If form factor a decisive factor for you, your decision will be made here.
Decision 4: Which Bells & Whistles do you Want?
Do you want your BlackBerry to have GPS? Are you looking for WiFi? Need to have a Camera AND GPS? How about a Camera and WiFi? Maybe WiFi and GPS? Eventually (and hopefully sooner than later), RIM will be able to cram EVERY smartphone bell and whistle imaginable into a tight form factor like the Curve. Since that’s not currently the case, you are going to have to pick which Bells & Whistles are important to you and make your decision from there. Day by day the options are increasing. At first, GPS was only available on the BlackBerry 8800 Series. Now it’s also available on the BlackBerry Curve 8310 (GPS & Camera). You can now get GPS and WiFi together on the BlackBerry 8820, or if you’re a T-Mobile user, the BlackBerry Curve 8320 offers WiFi and a camera, but no GPS.
When it comes to the bells and whistles, there will always be tradeoffs involved, and it will always come back to the limitation of what’s available from your carrier.

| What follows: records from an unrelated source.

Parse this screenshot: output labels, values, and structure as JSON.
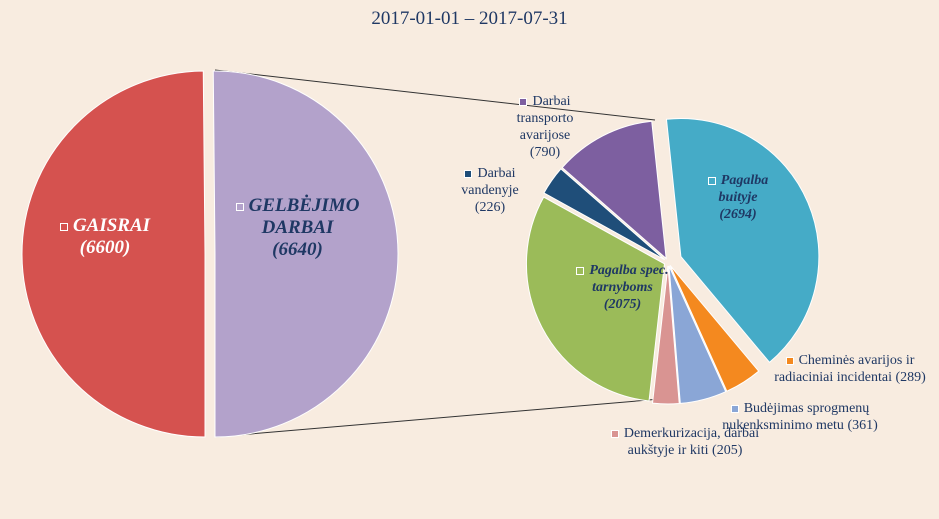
{
  "chart_data": [
    {
      "type": "pie",
      "title": "2017-01-01 – 2017-07-31",
      "categories": [
        "GAISRAI",
        "GELBĖJIMO DARBAI"
      ],
      "values": [
        6600,
        6640
      ],
      "value_labels": [
        "(6600)",
        "(6640)"
      ],
      "colors": [
        "#d5524f",
        "#b3a2cb"
      ]
    },
    {
      "type": "pie",
      "categories": [
        "Pagalba buityje",
        "Cheminės avarijos ir radiaciniai incidentai",
        "Budėjimas sprogmenų nukenksminimo metu",
        "Demerkurizacija, darbai aukštyje ir kiti",
        "Pagalba spec. tarnyboms",
        "Darbai vandenyje",
        "Darbai transporto avarijose"
      ],
      "values": [
        2694,
        289,
        361,
        205,
        2075,
        226,
        790
      ],
      "value_labels": [
        "(2694)",
        "(289)",
        "(361)",
        "(205)",
        "(2075)",
        "(226)",
        "(790)"
      ],
      "colors": [
        "#45abc7",
        "#f4891f",
        "#8aa6d6",
        "#d99492",
        "#9bbb59",
        "#1f4e79",
        "#7d5fa0"
      ]
    }
  ]
}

If there’s a specific ‘bell and whistle’ you want your BlackBerry to have (or combination there of), the choice will be made for you at this step.
Decision 5: Any Other Details/Factors to Consider?
Your final decision should be color! Keep in mind, you won’t always have a choice in this department (do you want your 8800 in black, or Black?!). The BlackBerry Pearl is available in an assortment of colors, and the color options on the BlackBerry Curve are now increasing too (T-Mobile is offering their 8320 in Platinum and Gold, and AT&T is rumored to be introducing their 8310 in Titanium and Red).
If your final decision isn’t color, and at this point you’re still stuck, just like choosing your carrier it may come down to the details. Look to the BlackBerry spec sheets to sort out these decisions. Is battery life a major concern? You may want to opt for the BlackBerry 8800 over the 8300 if there are no other factors influencing your decision more heavily. Or maybe you want to use the same BlackBerry Paris Hilton is using… you better go with the Curve (haha…I know I just killed the credibility of this lecture by throwing that statement in!).
One factor that shouldn’t sway you is the way RIM has marketed the device. The BlackBerry 8800 may be a ‘corporate executive’ phone, but if you’re a personal consumer and think it’s got the goods you want, then go for it! Likewise, the Curve may be geared toward ‘consumer’ use, but that shouldn’t stop you from using it for ‘business’ use. Just last week I ran into Leonard Asper, my old boss and CEO of CanWest Global Corporation (Canada’s largest media corporation), and sure enough he was carrying a BlackBerry Curve.
If you’re still not decided, pay attention to the details, seek advice in the CrackBerry forums, and then go with your berry intuition!
The process for choosing the Right BlackBerry for You is relatively simple, but there are some critical steps along the way. Pick your carrier first – that will limit your choices. Don’t be hasty in making your decision – do some research and make sure you are working with all of the information available to you. And from there, finally pick the phone that offers the form and features that suit your needs and desires.